Anglais | Chinois | Coréen | Français | Allemand | Espagnol | Japonais | Russe | Ukrainien | Hébreu | Roumain | Bulgare | Slovaque | Tchèque | Indonésien | Vietnamien
Faites un don

Le combat contre le pillage du jade au Guatemala

Une anthropologue américaine mène la charge

Écrit par John Christopher Fine, Epoch Times
25.06.2013
| A-/A+
  • Mary Louise Ridinger (gauche) et Raquel Perez révisent les preuves qu'elles ont recueillies au sujet du trafic de jade au Guatemala. (Gracieuseté de Myriam Moran)

ANTIGUA, Guatemala – On la remarque facilement dans une foule. N'importe quelle foule, n'importe où. Grande et imposante, Mary Louise Ridinger est anthropologue et archéologue. Ces quarante dernières années, elle les a passées au Guatemala où elle et son mari, feu Jay Ridinger, ont redécouvert l'ancienne source du jade maya dans la vallée de Motagua, province de Zacapa.

Il n'a pas été facile de travailler dans un pays reconnu pour sa violence du passé et sa détresse du présent. «Pendant les dix premières années, nous n'avons jamais permis à quiconque de prendre nos visages en photo.

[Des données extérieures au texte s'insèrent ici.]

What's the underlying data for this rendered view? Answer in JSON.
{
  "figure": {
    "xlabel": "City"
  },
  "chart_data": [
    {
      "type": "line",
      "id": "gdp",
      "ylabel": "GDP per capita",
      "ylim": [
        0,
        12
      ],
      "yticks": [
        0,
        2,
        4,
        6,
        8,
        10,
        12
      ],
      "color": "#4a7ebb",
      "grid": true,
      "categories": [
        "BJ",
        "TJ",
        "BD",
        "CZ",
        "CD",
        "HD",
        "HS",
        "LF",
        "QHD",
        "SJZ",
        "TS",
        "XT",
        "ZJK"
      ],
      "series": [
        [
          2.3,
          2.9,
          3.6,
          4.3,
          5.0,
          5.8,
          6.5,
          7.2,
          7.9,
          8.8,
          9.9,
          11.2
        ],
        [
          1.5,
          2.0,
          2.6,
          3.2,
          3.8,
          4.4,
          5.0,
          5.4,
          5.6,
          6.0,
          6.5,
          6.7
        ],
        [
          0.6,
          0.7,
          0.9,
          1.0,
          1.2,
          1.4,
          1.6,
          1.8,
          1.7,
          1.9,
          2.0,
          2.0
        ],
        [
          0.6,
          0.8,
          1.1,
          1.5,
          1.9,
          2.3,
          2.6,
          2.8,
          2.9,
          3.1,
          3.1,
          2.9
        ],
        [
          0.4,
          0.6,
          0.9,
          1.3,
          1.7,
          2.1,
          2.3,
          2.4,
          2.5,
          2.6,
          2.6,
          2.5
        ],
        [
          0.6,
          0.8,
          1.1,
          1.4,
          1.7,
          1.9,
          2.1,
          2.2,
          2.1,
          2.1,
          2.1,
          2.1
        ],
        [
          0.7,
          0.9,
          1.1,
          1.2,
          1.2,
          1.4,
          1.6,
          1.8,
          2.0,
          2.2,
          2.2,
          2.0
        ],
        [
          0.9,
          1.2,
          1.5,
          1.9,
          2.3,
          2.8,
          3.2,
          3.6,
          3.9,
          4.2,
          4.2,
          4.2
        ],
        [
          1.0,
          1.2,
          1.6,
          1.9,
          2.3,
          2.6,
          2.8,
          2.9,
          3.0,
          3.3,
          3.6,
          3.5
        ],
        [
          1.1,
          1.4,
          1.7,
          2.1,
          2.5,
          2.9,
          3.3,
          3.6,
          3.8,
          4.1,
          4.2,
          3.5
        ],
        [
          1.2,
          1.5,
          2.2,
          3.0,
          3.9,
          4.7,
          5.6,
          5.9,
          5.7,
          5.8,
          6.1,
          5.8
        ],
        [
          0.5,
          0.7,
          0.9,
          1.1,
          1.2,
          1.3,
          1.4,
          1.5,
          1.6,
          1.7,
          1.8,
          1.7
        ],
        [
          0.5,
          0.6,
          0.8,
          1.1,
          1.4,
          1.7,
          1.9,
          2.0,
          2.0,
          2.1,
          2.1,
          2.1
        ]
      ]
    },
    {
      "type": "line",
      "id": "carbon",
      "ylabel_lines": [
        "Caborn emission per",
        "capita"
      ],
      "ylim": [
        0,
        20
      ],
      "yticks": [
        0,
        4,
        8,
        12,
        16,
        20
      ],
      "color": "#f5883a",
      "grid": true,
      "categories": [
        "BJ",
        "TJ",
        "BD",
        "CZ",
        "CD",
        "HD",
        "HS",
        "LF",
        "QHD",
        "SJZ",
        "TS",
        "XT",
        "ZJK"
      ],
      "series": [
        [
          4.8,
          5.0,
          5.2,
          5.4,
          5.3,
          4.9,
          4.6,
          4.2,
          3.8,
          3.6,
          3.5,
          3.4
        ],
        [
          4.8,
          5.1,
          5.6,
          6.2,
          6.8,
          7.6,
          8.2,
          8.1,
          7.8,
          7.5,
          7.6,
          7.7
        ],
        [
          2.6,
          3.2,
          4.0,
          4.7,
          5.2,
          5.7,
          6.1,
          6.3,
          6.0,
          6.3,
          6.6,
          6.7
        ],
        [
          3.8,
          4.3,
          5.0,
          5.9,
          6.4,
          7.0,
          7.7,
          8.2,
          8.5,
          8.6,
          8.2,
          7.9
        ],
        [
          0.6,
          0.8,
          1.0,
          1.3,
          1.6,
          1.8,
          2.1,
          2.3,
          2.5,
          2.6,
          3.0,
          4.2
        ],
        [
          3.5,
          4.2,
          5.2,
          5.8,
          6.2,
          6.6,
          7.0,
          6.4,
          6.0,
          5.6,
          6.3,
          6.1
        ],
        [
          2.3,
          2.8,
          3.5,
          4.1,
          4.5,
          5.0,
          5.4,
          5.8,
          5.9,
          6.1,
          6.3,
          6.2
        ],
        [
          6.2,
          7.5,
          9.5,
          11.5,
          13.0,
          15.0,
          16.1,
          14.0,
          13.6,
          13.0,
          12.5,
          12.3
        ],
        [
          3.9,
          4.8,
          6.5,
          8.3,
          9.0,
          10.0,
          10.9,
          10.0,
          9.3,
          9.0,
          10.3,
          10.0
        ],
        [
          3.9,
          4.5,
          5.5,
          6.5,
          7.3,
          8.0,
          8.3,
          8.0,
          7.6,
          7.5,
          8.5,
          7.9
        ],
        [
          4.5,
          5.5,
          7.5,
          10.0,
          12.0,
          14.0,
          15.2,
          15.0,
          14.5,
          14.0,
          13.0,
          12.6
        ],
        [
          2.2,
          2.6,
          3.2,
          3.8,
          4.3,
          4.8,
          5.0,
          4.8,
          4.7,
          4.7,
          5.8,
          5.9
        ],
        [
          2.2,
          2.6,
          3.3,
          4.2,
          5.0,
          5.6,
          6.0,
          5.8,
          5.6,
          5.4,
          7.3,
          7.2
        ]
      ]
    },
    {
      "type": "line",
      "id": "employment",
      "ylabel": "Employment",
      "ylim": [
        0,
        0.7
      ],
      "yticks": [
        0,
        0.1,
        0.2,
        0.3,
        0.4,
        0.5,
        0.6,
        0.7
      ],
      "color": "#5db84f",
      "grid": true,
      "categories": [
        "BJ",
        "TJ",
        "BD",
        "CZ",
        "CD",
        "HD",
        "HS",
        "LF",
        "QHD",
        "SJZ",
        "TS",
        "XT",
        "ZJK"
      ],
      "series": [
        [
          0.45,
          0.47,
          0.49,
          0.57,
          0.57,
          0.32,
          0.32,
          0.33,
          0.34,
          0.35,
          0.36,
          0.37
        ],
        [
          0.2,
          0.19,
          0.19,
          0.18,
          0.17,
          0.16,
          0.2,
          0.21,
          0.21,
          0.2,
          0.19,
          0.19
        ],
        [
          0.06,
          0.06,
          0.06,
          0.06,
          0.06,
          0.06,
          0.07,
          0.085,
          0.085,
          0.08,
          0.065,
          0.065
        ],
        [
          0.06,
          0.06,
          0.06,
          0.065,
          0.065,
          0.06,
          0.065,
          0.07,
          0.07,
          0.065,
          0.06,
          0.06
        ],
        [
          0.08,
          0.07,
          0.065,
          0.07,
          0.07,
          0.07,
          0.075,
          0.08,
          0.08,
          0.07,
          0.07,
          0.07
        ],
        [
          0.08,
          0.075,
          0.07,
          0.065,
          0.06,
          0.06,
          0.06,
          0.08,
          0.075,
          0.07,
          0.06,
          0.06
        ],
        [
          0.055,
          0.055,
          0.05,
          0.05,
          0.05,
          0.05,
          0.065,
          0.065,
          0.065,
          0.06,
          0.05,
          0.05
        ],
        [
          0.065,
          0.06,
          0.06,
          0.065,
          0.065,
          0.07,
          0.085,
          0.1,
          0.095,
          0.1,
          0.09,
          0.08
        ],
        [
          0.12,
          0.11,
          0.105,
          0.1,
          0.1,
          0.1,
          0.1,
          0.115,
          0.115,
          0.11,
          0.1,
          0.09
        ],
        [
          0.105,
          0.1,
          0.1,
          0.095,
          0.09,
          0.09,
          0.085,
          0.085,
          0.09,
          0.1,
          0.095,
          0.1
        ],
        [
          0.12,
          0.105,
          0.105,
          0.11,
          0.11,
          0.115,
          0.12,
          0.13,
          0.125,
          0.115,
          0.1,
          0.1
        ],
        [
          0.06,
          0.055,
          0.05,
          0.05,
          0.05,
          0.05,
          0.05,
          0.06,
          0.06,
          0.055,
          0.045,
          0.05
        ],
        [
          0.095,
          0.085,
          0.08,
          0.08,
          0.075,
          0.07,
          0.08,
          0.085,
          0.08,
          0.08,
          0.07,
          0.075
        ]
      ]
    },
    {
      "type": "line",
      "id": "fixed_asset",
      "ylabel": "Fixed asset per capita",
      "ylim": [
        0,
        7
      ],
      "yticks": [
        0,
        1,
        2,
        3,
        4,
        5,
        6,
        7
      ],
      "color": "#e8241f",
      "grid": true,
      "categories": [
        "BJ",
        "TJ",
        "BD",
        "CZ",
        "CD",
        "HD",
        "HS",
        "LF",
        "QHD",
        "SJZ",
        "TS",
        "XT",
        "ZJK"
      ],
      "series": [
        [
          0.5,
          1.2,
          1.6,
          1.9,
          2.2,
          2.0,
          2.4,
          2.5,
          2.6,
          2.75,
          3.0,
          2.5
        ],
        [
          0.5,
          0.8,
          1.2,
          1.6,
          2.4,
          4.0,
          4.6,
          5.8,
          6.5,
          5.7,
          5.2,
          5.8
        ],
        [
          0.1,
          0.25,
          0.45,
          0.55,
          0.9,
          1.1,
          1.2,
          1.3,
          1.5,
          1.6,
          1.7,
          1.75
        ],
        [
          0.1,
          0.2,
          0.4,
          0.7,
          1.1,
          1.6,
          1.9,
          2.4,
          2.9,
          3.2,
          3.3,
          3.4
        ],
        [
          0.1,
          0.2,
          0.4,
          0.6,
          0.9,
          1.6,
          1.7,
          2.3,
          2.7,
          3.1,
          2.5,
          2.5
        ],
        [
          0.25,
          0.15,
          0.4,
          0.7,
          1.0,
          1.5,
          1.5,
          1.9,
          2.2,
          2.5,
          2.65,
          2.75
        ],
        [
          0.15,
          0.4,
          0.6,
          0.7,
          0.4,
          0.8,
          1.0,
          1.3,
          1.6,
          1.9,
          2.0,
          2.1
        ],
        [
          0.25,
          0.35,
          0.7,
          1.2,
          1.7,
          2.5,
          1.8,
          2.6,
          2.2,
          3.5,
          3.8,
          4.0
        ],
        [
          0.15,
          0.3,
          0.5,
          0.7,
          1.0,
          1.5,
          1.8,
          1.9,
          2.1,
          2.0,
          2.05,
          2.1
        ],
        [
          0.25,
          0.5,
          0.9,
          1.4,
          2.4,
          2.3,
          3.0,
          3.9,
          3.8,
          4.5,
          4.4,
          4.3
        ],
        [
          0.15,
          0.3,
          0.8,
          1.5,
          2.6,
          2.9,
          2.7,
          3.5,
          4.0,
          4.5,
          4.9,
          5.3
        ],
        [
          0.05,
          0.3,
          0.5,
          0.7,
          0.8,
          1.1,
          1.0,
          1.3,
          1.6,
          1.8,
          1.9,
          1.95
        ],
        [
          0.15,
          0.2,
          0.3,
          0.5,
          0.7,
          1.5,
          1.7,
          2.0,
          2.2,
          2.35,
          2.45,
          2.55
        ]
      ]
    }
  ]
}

Nous avions peur d'être kidnappés», raconte Mme Ridinger.

Son mari, lui aussi très grand, portait des vêtements de safari et une grosse barbe hirsute. Leur fils fait, quant à lui, 6 pieds 8 pouces. Pas besoin de voir leurs visages pour reconnaître ces Américains transplantés dans les forêts montagneuses du pays d'Amérique centrale.

Toutefois, il fallait demeurer dans ce pays possédant une richesse inégalée : le jade. Des montagnes de jade.

«Le Guatemala est situé sur la plaque tectonique des Caraïbes. Le jade a été formé où il y a eu subduction des plaques. Le jade vert impérial est une des pierres les plus précieuses», indique Mme Ridinger. C'est dans le contexte d'un pays corrompu et prompt à l'exploitation qu'est arrivé l'inévitable : l'extraction minière illégale et la contrebande du jade.

Pour comprendre la valeur du jade, il faut comprendre la culture chinoise.

Le jade dans l'histoire

Le jade est la pierre des rois. Il était, et est encore, révéré non seulement pour sa beauté, mais aussi pour ses propriétés mystiques. En Chine, le jade est associé à l'immortalité et à l'éternité. Le jade est pratiquement indestructible. Il vient en deux formes : la néphrite, un silicate de magnésium et de calcium, et la jadéite, un silicate d'aluminium et de sodium. Les différents métaux se trouvant dans le jade lui donnent ses couleurs variées.

«En Méso-Amérique, l'or, l'argent et les émeraudes n'avaient pas autant de valeur que le jade», affirme Mme Ridinger. «L'or peut être fondu, frappé, transformé en une forme ou une autre. Le jade, pour les Mayas, représentait le matériau le plus solide et durable. Il représentait la vie, la fertilité et le pouvoir. Durant la dynastie Qing, en Chine, l'empereur réservait la jadéite d'un vert brillant à la famille royale.»

Le jade asiatique a été exploité au fil des siècles. «Il n'y a jamais eu de jade en Chine. Ils allaient dans d'autres pays pour en obtenir, comme la Corée, le Turkistan, Taïwan, le Kazakhstan, la Birmanie, le Japon et la Sibérie. Si vous comprenez l'histoire du jade, c'est une partie de l'histoire de la Chine. Ils envahissaient fréquemment d'autres pays pour le jade.»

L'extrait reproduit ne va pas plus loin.